4. Robert Greenstein, President of the Center on Budget and Policy Priorities: “The new deficit-reduction plan from a majority of Democrats on the congressional Joint Select Committee on Deficit Reduction (the “Super Committee”) marks a dramatic departure from traditional Democratic positions — and actually stands well to the right of plans by the co-chairs of the bipartisan Bowles-Simpson commission and the Senate’s “Gang of Six,” and even further to the right of the plan by the bipartisan Rivlin-Domenici commission. The Democratic plan contains substantially smaller revenue increases than those bipartisan proposals while, for example, containing significantly deeper cuts in Medicare and Medicaid than the Bowles-Simpson plan. The Democratic plan features a substantially higher ratio of spending cuts to revenue increases than any of the bipartisan plans.”

5. Jim Dean, Co-Chair of Democracy for America: “Democrats on the so-called Super Committee are caving to Republican demands and pushing a plan that would make drastic cuts to Medicare. This is bad policy and bad politics. Cuts like these are the worst possible way to reduce the deficit. They protect the status quo for the richest 1 percent while the 99 percent are expected to sacrifice vital healthcare that they need to survive in tough economic times like these — and they’ll hamstring Democrats running for reelection in 2012. We’ve been down this road before. Republicans and some Democrats have been pushing plans to destroy Medicare and Social Security for months. We’ve beat them then and we can beat them now with an overwhelming show of grassroots opposition to any plan that cuts Medicare.”

6. Terry O’Neill, President of the National Organization for Women: “Women will not be the only ones who lose out as a result of a so-called `grand bargain’ that trades away the economic security of seniors, children, people of color, persons with disabilities and millions of low-income families in exchange for continued tax breaks for the wealthiest. Elected officials, including the president and Democrats, who have claimed to embrace the values represented by Social Security, Medicare and Medicaid, will surely lose out as well.”

7. Russ Feingold, Progressives United: “Tens of thousands of progressives have told the super committee Democrats to walk away from any deal that includes cuts to Medicare or Social Security benefits.

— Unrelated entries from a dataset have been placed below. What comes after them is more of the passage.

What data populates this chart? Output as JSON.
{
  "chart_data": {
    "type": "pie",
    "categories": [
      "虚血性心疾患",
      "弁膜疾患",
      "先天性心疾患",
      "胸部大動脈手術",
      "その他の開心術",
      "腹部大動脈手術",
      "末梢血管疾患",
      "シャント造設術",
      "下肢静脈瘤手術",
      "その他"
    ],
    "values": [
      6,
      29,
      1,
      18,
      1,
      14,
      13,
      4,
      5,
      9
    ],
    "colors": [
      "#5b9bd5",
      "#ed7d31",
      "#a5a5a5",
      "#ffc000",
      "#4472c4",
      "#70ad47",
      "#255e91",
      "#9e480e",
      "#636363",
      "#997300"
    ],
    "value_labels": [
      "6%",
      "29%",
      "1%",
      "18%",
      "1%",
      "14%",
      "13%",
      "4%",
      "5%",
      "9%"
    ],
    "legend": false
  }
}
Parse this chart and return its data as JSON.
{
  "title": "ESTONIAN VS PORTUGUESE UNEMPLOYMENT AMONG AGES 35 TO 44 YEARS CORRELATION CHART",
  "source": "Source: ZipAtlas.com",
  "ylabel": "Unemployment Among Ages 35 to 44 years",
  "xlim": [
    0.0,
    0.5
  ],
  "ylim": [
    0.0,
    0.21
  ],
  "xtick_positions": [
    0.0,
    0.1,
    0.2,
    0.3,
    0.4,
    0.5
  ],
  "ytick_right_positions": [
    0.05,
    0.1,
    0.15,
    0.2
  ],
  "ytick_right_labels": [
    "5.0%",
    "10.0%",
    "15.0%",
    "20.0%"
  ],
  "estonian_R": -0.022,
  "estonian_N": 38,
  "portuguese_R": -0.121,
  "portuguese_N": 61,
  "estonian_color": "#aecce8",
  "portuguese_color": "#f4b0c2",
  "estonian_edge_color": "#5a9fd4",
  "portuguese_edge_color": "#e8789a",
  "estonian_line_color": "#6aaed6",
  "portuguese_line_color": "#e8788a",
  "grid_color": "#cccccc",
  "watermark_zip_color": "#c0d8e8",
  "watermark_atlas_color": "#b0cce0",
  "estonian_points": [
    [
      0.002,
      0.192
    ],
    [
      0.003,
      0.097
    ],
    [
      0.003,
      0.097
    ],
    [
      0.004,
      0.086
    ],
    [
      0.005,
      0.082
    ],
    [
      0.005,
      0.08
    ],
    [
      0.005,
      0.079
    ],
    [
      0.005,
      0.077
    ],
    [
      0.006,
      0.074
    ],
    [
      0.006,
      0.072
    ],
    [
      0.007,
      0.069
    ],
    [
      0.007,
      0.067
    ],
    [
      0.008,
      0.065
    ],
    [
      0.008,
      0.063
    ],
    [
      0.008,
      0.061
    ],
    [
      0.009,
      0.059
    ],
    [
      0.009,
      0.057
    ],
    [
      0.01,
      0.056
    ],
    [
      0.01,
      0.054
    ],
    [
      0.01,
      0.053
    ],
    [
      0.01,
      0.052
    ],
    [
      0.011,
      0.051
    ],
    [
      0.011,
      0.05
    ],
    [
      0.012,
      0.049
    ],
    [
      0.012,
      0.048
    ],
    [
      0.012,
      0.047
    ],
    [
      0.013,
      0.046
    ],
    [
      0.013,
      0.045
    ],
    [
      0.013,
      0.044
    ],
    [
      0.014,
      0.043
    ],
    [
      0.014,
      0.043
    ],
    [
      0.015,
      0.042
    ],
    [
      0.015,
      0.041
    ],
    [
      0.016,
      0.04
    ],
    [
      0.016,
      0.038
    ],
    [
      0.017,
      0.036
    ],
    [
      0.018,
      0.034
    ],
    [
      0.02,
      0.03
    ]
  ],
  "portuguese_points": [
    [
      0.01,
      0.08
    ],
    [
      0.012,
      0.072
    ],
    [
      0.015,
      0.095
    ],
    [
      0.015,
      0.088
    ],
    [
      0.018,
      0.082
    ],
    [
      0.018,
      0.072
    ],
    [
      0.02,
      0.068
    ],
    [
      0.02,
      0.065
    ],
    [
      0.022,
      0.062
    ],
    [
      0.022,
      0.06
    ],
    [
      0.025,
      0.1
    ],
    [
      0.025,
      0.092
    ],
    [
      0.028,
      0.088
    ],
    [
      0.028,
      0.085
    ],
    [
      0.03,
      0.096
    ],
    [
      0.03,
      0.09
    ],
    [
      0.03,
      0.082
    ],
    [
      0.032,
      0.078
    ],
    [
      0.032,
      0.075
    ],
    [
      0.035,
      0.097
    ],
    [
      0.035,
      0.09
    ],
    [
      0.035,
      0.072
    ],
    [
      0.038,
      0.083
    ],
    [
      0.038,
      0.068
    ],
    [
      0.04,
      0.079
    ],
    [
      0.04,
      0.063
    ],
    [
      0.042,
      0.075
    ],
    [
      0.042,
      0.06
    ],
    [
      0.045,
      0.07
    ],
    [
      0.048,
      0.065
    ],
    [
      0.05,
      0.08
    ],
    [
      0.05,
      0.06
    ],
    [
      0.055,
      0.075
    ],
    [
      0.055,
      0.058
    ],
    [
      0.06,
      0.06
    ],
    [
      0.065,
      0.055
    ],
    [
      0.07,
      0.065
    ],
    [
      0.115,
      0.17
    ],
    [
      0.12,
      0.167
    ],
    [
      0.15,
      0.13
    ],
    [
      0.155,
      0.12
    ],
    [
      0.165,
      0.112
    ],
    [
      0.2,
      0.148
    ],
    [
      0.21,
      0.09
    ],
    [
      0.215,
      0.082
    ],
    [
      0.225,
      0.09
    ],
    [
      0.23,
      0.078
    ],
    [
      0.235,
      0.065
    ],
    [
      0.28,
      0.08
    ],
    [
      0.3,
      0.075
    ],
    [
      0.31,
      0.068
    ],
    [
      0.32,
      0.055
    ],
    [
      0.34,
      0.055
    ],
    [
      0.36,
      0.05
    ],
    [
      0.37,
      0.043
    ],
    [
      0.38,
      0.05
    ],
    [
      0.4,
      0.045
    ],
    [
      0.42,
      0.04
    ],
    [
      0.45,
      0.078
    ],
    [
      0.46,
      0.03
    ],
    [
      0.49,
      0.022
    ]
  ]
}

The super committee has until November 23 to recommend $1.5 trillion in deficit reduction over the next decade, and that means the pressure from corporate lobbyists, the administration, and more is only going to grow. We need to make sure Democrats on the super committee feel the pressure only progressives can bring. We need to urge them to stand by our progressive principles:
1. Ensure millionaires, billionaires, and big corporations pay their fair share of debt reduction,
2. No cuts to Social Security, Medicare, or Medicaid benefits,
3. No giveaways to corporate interests,
4. Or no deal.”

8. Max Richtman, CEO of the National Committee to Preserve Social Security & Medicare: The National Committee to Preserve Social Security and Medicare’s “Hands Off-No Cuts” campaign unveils its second television ad airing in the Washington, D.C., Maryland and Virginia markets beginning on Wednesday, November 2nd. Featuring young and old individuals from different walks of life, the ad tells Congress that whether we’re Republican, Democrat or Independent, “one thing we all agree on is Hands Off, No Cuts to Social Security and Medicare.” Richtman said, “This ad reminds Washington’s leaders of the vital role Social Security, Medicare and Medicaid play in the lives of middle-class Americans already suffering in this tough economy. The bottom line is the vast majority of Americans, of all ages and political parties do not support cutting these programs in the name of deficit reduction. And even though Social Security does not contribute to the deficit some members of the Super Committee appear ready to cut benefits to average Americans while leaving tax cuts for the wealthy untouched. This ad tells Congress that millions of hard-working Americans will be impacted over generations by the choices made over the next few weeks—people aren’t line-items, they’re not bargaining chips and their benefits shouldn’t be used to pay for a deficit they didn’t create.”